When `low_cpu_mem_usage=True` (the default for models larger than 20GB), `PreTrainedModel` first creates parameters on the **meta device**—a PyTorch virtual device that tracks shape and dtype without allocating underlying storage. The `load_state_dict` function then streams weights directly from checkpoint files (Safetensors or PyTorch binaries) to the final target device (GPU or CPU), bypassing the need to hold a full CPU copy of the model. This approach keeps peak RAM usage near zero until weights are actually materialized on their destination devices.

### What is the difference between `_tied_weights_keys` and `get_expanded_tied_weights_keys`?

`_tied_weights_keys` is a **class attribute** defined on specific model architectures (e.g., `["lm_head.weight", "transformer.wte.weight"]` in GPT-2) that declares which parameters should share storage. `get_expanded_tied_weights_keys()` is a **runtime method** (defined around line 2400 in [`modeling_utils.py`](https://github.com/huggingface/transformers/blob/main/modeling_utils.py)) that processes these declarations—expanding regex patterns, resolving sub-model scopes, and building a concrete dictionary mapping each target parameter name to its source parameter name. This expansion handles complex cases like encoder-decoder models where tying rules may apply across different component prefixes.
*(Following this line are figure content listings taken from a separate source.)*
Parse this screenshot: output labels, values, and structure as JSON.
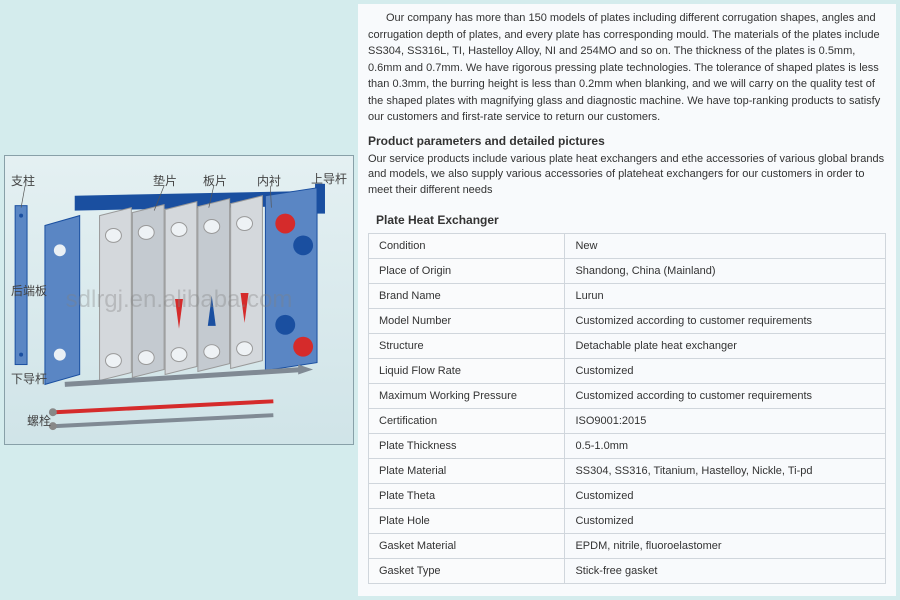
{
  "intro_text": "Our company has more than 150 models of plates including different corrugation shapes, angles and corrugation depth of plates, and every plate has corresponding mould. The materials of the plates include SS304, SS316L, TI, Hastelloy Alloy, NI and 254MO and so on. The thickness of the plates is 0.5mm, 0.6mm and 0.7mm. We have rigorous pressing plate technologies. The tolerance of shaped plates is less than 0.3mm, the burring height is less than 0.2mm when blanking, and we will carry on the quality test of the shaped plates with magnifying glass and diagnostic machine. We have top-ranking products to satisfy our customers and first-rate service to return our customers.",
  "section_title": "Product parameters and detailed pictures",
  "desc_text": "Our service products include various plate heat exchangers and ethe accessories of various global brands and models, we also supply various accessories of plateheat exchangers for our customers in order to meet their different needs",
  "table_title": "Plate Heat Exchanger",
  "table": {
    "rows": [
      [
        "Condition",
        "New"
      ],
      [
        "Place of Origin",
        "Shandong, China (Mainland)"
      ],
      [
        "Brand Name",
        "Lurun"
      ],
      [
        "Model Number",
        "Customized according to customer requirements"
      ],
      [
        "Structure",
        "Detachable plate heat exchanger"
      ],
      [
        "Liquid Flow Rate",
        "Customized"
      ],
      [
        "Maximum Working Pressure",
        "Customized according to customer requirements"
      ],
      [
        "Certification",
        "ISO9001:2015"
      ],
      [
        "Plate Thickness",
        "0.5-1.0mm"
      ],
      [
        "Plate Material",
        "SS304, SS316, Titanium, Hastelloy, Nickle, Ti-pd"
      ],
      [
        "Plate Theta",
        "Customized"
      ],
      [
        "Plate Hole",
        "Customized"
      ],
      [
        "Gasket Material",
        "EPDM, nitrile, fluoroelastomer"
      ],
      [
        "Gasket Type",
        "Stick-free gasket"
      ]
    ]
  },
  "diagram": {
    "labels": {
      "zhizhu": "支柱",
      "houbanban": "后端板",
      "xiadaogan": "下导杆",
      "luoshuan": "螺栓",
      "dianpian": "垫片",
      "banpian": "板片",
      "shangdaogan": "上导杆",
      "neichen": "内衬"
    },
    "colors": {
      "blue_plate": "#1a4fa0",
      "blue_light": "#5a86c4",
      "grey_plate": "#b0b6bc",
      "grey_light": "#d4d8dc",
      "red_arrow": "#d52b2b",
      "red_bolt": "#d52b2b",
      "grey_bolt": "#808a94",
      "label": "#444444"
    }
  },
  "watermark": "sdlrgj.en.alibaba.com"
}
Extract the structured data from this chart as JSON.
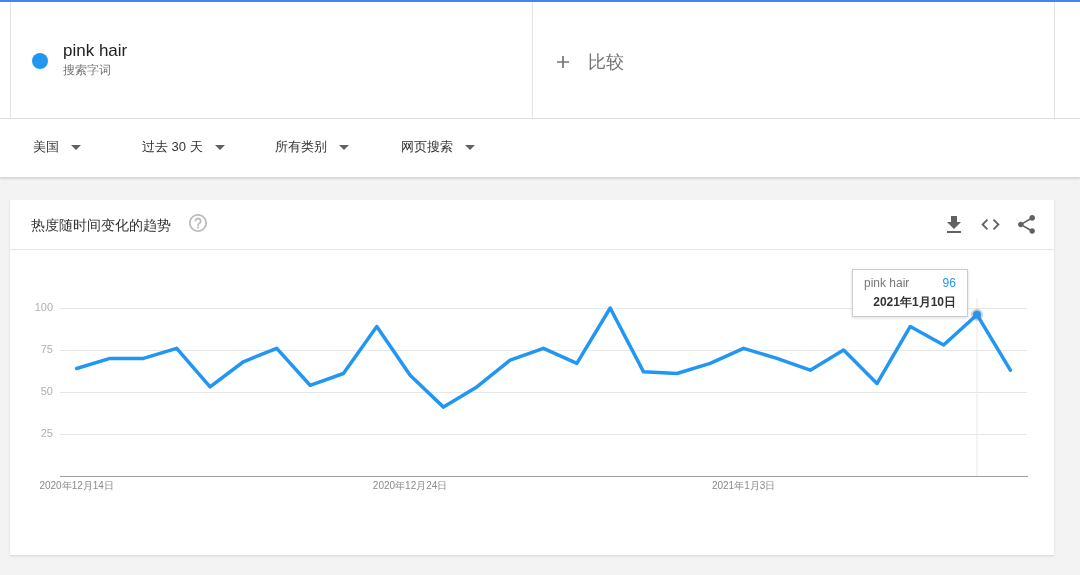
{
  "chart_data": {
    "type": "line",
    "title": "热度随时间变化的趋势",
    "x": [
      "2020-12-14",
      "2020-12-15",
      "2020-12-16",
      "2020-12-17",
      "2020-12-18",
      "2020-12-19",
      "2020-12-20",
      "2020-12-21",
      "2020-12-22",
      "2020-12-23",
      "2020-12-24",
      "2020-12-25",
      "2020-12-26",
      "2020-12-27",
      "2020-12-28",
      "2020-12-29",
      "2020-12-30",
      "2020-12-31",
      "2021-01-01",
      "2021-01-02",
      "2021-01-03",
      "2021-01-04",
      "2021-01-05",
      "2021-01-06",
      "2021-01-07",
      "2021-01-08",
      "2021-01-09",
      "2021-01-10",
      "2021-01-11"
    ],
    "series": [
      {
        "name": "pink hair",
        "color": "#2196f3",
        "values": [
          64,
          70,
          70,
          76,
          53,
          68,
          76,
          54,
          61,
          89,
          60,
          41,
          53,
          69,
          76,
          67,
          100,
          62,
          61,
          67,
          76,
          70,
          63,
          75,
          55,
          89,
          78,
          96,
          63
        ],
        "value_labels": [
          null,
          null,
          null,
          null,
          null,
          null,
          null,
          null,
          null,
          null,
          null,
          null,
          null,
          null,
          null,
          null,
          null,
          null,
          null,
          null,
          null,
          null,
          null,
          null,
          null,
          null,
          null,
          "96",
          null
        ]
      }
    ],
    "xlim": [
      "2020-12-13T12:00",
      "2021-01-11T12:00"
    ],
    "xticks": [
      {
        "value": "2020-12-14",
        "label": "2020年12月14日"
      },
      {
        "value": "2020-12-24",
        "label": "2020年12月24日"
      },
      {
        "value": "2021-01-03",
        "label": "2021年1月3日"
      }
    ],
    "ylim": [
      0,
      100
    ],
    "yticks": [
      25,
      50,
      75,
      100
    ],
    "grid": "y",
    "legend": "top left",
    "ref_lines": [
      {
        "axis": "x",
        "value": "2021-01-10",
        "color": "#e8e8e8"
      }
    ],
    "annotations": [
      "搜索字词",
      "比较",
      "美国",
      "过去 30 天",
      "所有类别",
      "网页搜索",
      {
        "text": "2021年1月10日",
        "x": "2021-01-10",
        "y": 96
      }
    ]
  }
}
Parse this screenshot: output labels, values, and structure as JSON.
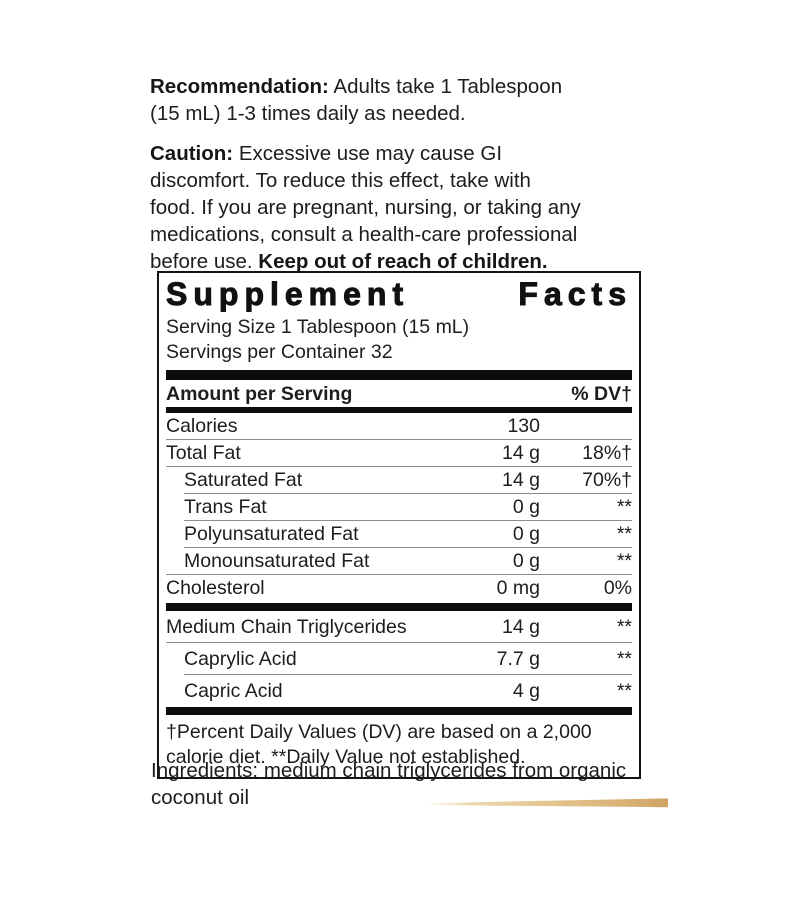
{
  "label": {
    "recommendation": {
      "lead": "Recommendation:",
      "body": "Adults take 1 Tablespoon (15 mL) 1-3 times daily as needed."
    },
    "caution": {
      "lead": "Caution:",
      "body": "Excessive use may cause GI discomfort. To reduce this effect, take with food. If you are pregnant, nursing, or taking any medications, consult a health-care professional before use.",
      "bold_tail": "Keep out of reach of children."
    },
    "facts": {
      "title": "Supplement Facts",
      "serving_size": "Serving Size 1 Tablespoon (15 mL)",
      "servings_per_container": "Servings per Container 32",
      "col_left": "Amount per Serving",
      "col_right": "% DV†",
      "sections": [
        {
          "rows": [
            {
              "name": "Calories",
              "amount": "130",
              "dv": "",
              "indent": false
            },
            {
              "name": "Total Fat",
              "amount": "14 g",
              "dv": "18%†",
              "indent": false
            },
            {
              "name": "Saturated Fat",
              "amount": "14 g",
              "dv": "70%†",
              "indent": true
            },
            {
              "name": "Trans Fat",
              "amount": "0 g",
              "dv": "**",
              "indent": true
            },
            {
              "name": "Polyunsaturated Fat",
              "amount": "0 g",
              "dv": "**",
              "indent": true
            },
            {
              "name": "Monounsaturated Fat",
              "amount": "0 g",
              "dv": "**",
              "indent": true
            },
            {
              "name": "Cholesterol",
              "amount": "0 mg",
              "dv": "0%",
              "indent": false
            }
          ]
        },
        {
          "rows": [
            {
              "name": "Medium Chain Triglycerides",
              "amount": "14 g",
              "dv": "**",
              "indent": false
            },
            {
              "name": "Caprylic Acid",
              "amount": "7.7 g",
              "dv": "**",
              "indent": true
            },
            {
              "name": "Capric Acid",
              "amount": "4 g",
              "dv": "**",
              "indent": true
            }
          ]
        }
      ],
      "footnote": "†Percent Daily Values (DV) are based on a 2,000 calorie diet. **Daily Value not established."
    },
    "ingredients": "Ingredients: medium chain triglycerides from organic coconut oil"
  },
  "colors": {
    "text": "#1d1d1d",
    "bar": "#0c0c0c",
    "hairline": "#8d8d8d",
    "border": "#141414",
    "gold_accent": "#dfbc82"
  }
}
### When does Flash Attention get imported during the initialization flow?

Flash Attention kernels are **lazily imported** only when the model configuration specifies `attn_implementation="flash_attention_2"` or `"sdpa"` (when Flash Attention is selected as the backend). The functions `lazy_import_flash_attention` (line 150) and `lazy_import_paged_flash_attention` (line 171) in [`src/transformers/modeling_flash_attention_utils.py`](https://github.com/huggingface/transformers/blob/main/src/transformers/modeling_flash_attention_utils.py) use deferred import mechanisms to load CUDA kernels on-demand. This prevents unnecessary shared library loading and import-time overhead when using standard attention implementations, keeping the initialization fast and memory-light until specialized kernels are actually required.

### How does `tie_weights()` handle missing keys in a partial checkpoint?

When loading a partial checkpoint where one side of a tied pair is missing (e.g., `lm_head.weight` exists but `transformer.wte.weight` does not), the `tie_weights()` method (lines 2500–2550 in [`modeling_utils.py`](https://github.com/huggingface/transformers/blob/main/modeling_utils.py)) **swaps the source and target designations** so that the existing tensor becomes the source. It then uses `setattr(parent, name, source_param)` to make the missing target parameter reference the same underlying storage as the source. Finally, `_adjust_bias` synchronizes bias dimensions and output feature sizes to ensure consistency between the tied embedding and linear layers, effectively reconstructing the missing weights without duplicating memory.